Plain flat-tone2 paints, tints, wallpapers and commercial wall oilcloths in a cloudy, allover3 pattern make the best backgrounds. For rooms facing north, the best colors are the yellows, ranging from a cream color to a deep pumpkin yellow. For rooms facing south, use light grays, which might range to a deep putty color. In sunny rooms it is possible to use any colors except those which fade easily. On the walls of rooms with northern or eastern exposures, or a combination of both, use warm colors; southern and western exposures demand cool tones. In the rooms of uncertain exposure, for example where windows on the west conflict with windows on the east, use neutral tones, which are neither warm nor cool colors.
[Note: Although exposure doubtless is the most important factor which influences the choice of color, such considerations as size and shape of rooms, type and size of furniture, and individual preference also should be kept in mind.]
Warm Tones Red, light or dark Rose, light or dark Pink, light or dark Brown, light or dark Orange, light or dark Yellow, light or dark Gold Neutrals Ivory Cream Buff Putty Tan Cool Tones Blues, light or dark Greens, light or dark Violets, light or dark Grays, light or dark Silver The best way to treat adjoining rooms, with a wide doorway between, is to have the walls of both rooms alike, preferably in a neutral color, allover design paper, or plain flat-tone paint.
1 From How To Furnish the Small Home (Better Homes in America, 1929).
2 A flat-tone paint is a paint which contains more turpentine than oil and gives a velvety, smooth finish to walls.
3 An allover design paper includes any of the mottled types or those showing a repetition of a small, close design which lends a soft, cloudy appearance to walls as background.
There are numerous types of finish for woodwork, such as paint, enamel, stain, waxed or a rubbed finish, and each, in turn, is in good taste, providing it is in harmony with either the furnishings or the wall decoration.

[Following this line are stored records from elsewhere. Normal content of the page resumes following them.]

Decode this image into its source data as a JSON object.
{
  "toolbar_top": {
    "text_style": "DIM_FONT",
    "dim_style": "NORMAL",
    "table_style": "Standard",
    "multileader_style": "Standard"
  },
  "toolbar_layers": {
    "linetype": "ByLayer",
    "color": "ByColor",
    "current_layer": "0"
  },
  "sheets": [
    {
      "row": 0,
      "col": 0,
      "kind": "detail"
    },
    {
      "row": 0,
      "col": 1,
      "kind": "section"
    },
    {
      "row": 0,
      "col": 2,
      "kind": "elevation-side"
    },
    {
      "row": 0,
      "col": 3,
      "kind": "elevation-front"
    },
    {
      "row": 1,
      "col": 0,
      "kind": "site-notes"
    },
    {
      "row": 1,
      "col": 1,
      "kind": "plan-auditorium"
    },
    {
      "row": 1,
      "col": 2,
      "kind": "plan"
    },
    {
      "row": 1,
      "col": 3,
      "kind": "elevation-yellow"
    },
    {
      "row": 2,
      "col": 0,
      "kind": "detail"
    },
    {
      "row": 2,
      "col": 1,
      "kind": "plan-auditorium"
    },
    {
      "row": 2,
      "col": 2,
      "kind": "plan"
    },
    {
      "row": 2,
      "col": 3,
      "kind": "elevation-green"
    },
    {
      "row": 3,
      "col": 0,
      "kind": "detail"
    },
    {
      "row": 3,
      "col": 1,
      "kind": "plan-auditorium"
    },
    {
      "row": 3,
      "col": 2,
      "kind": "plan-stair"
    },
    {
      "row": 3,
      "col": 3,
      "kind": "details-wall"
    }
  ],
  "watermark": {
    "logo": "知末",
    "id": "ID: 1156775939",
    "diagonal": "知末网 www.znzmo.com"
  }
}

Where walls are lightly colored in either a paint or paper, it creates greater harmony to paint the trim white, cream, or ivory. These colors are suitable for Colonial houses, and are agreeable in living rooms, dining rooms and bedrooms. Dark woodwork and light walls are not usually in harmony, excepting in the case of all dark furniture; for example, if the furniture is dark mahogany or walnut, and the house is not strictly of a period; it would be permissible to have mahogany or walnut woodwork. If the furniture is dark oak, woodwork of the same wood and tone would be in harmony. Painting woodwork in any of the light tones creates harmony with light painted or papered walls, while finishing the wood in darker and natural tones makes a contrast, and should be used in connection with the more mellow-colored wall paints or papers.
Highly varnished light oak and pine woodwork is the most difficult and trying to make harmonize with either walls or furniture, and should not be considered. Mahogany, walnut, oak and all hardwoods should be finished with either oil, wax or varnish, and rubbed down and finished dull. This helps the woodwork to blend with the furniture and hangings.